School district in Atlantic County, New Jersey, US

The Buena Regional School District is a comprehensive regional public school district serving students in pre-kindergarten through twelfth grade from Buena Borough and Buena Vista Township, two municipalities in Atlantic County, in the U.S. state of New Jersey. Students are sent to the district's high school for grades 9 - 12 from both Estell Manor City and Weymouth Township as part of sending/receiving relationships with the respective school districts.

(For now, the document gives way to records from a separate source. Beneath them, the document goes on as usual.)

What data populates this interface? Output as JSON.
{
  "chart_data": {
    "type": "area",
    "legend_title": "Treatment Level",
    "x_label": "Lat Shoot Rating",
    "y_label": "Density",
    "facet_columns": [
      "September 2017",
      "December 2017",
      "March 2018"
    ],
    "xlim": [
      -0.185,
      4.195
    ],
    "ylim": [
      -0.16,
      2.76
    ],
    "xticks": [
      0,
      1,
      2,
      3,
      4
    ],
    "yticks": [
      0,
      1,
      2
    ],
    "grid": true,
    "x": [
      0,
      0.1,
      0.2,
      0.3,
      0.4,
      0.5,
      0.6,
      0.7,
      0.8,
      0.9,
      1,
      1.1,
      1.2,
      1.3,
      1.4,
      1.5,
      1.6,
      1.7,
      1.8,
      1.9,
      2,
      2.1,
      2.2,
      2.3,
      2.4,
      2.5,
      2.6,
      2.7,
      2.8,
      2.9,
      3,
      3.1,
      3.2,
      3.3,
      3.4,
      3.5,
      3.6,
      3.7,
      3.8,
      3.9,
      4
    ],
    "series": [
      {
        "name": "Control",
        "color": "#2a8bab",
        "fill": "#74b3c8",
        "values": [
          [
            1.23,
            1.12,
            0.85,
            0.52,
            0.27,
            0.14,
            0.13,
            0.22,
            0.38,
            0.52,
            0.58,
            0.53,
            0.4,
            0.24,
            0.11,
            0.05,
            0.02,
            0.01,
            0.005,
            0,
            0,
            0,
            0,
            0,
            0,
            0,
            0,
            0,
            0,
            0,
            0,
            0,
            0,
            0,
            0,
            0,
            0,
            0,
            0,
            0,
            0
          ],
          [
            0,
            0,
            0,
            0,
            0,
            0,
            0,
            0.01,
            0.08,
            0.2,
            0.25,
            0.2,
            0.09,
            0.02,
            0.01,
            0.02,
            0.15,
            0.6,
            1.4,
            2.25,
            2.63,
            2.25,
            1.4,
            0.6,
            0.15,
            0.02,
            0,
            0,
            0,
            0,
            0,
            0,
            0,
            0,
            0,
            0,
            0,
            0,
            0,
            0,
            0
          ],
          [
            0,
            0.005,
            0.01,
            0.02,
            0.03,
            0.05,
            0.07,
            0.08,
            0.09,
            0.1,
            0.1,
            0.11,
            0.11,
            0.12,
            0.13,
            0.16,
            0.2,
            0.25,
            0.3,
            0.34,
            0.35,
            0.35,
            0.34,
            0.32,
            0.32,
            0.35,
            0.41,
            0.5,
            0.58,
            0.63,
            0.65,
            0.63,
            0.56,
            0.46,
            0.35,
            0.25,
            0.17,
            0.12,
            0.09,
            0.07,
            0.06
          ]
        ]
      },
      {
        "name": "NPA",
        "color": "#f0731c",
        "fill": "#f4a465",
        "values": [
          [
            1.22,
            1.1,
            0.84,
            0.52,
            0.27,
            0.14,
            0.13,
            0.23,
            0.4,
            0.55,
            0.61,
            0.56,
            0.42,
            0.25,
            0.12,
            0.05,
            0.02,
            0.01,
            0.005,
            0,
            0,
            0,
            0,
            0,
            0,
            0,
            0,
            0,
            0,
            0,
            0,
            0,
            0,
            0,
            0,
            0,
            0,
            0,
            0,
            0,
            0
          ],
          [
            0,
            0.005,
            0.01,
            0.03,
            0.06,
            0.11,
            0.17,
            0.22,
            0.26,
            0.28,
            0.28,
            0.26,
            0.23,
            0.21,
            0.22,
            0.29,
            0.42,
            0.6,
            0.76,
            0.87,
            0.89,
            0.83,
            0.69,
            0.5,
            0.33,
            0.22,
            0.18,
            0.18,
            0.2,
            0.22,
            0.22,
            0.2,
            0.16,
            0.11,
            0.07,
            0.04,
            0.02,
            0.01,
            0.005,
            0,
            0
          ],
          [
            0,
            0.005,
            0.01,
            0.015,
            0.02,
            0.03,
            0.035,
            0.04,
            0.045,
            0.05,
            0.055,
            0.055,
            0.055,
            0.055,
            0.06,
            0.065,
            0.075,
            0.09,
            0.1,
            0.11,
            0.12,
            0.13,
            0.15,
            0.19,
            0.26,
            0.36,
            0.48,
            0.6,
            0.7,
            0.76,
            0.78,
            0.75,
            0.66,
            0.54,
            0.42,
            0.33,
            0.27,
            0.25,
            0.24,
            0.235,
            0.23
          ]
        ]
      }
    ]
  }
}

As of the 2020–21 school year, the district, comprising five schools, had an enrollment of 1,691 students and 150.0 classroom teachers (on an FTE basis), for a student–teacher ratio of 11.3:1.

The district is classified by the New Jersey Department of Education as being in District Factor Group "A", the lowest of eight groupings. District Factor Groups organize districts statewide to allow comparison by common socioeconomic characteristics of the local districts. From lowest socioeconomic status to highest, the categories are A, B, CD, DE, FG, GH, I and J.

== History ==
In June 2009, the New Jersey Department of Education ruled that Newfield, a non-operating district seeking to cut costs for its tuition students, could end its relationship with the Buena Regional School District and as of the 2011–12 school year could start sending incoming high school students in grades 7–9 to Delsea Regional High School, under a transition in which students at Buena's high school would remain in the district until they graduated.

== Schools ==
Schools in the district (with 2020–21 enrollment data from the National Center for Education Statistics) are:
- Elementary schools
- Collings Lakes Elementary School with 197 students in grades K-2
  - Richard A. Lawrence, principal
- John C. Milanesi Elementary School with 259 students in grades PreK-2
  - Moses White, principal
- Dr. J.P. Cleary Elementary School with 309 students in grades 3-5
  - Leonard Long, principal
- Middle school
- Buena Regional Middle School with 336 students in grades 6-8
  - Karen Cavalieri, principal
- High school
- Buena Regional High School with 535 students in grades 9-12
  - Christina Collazo-Franco, principal

==Administration==
Core members of the district's administration are:
- David Cappuccio Jr., superintendent
- Pasquale Yacovelli, business administrator and board secretary

==Board of education==
The district's board of education is comprised of nine members who set policy and oversee the fiscal and educational operation of the district through its administration. As a Type II school district, the board's trustees are elected directly by voters to serve three-year terms of office on a staggered basis, with three seats up for election each year held (since 2012) as part of the November general election. The board appoints a superintendent to oversee the district's day-to-day operations and a business administrator to supervise the business functions of the district. Seats on the board of education are allocated based on population, with six assigned to Buena Vista Township and three to Buena Borough.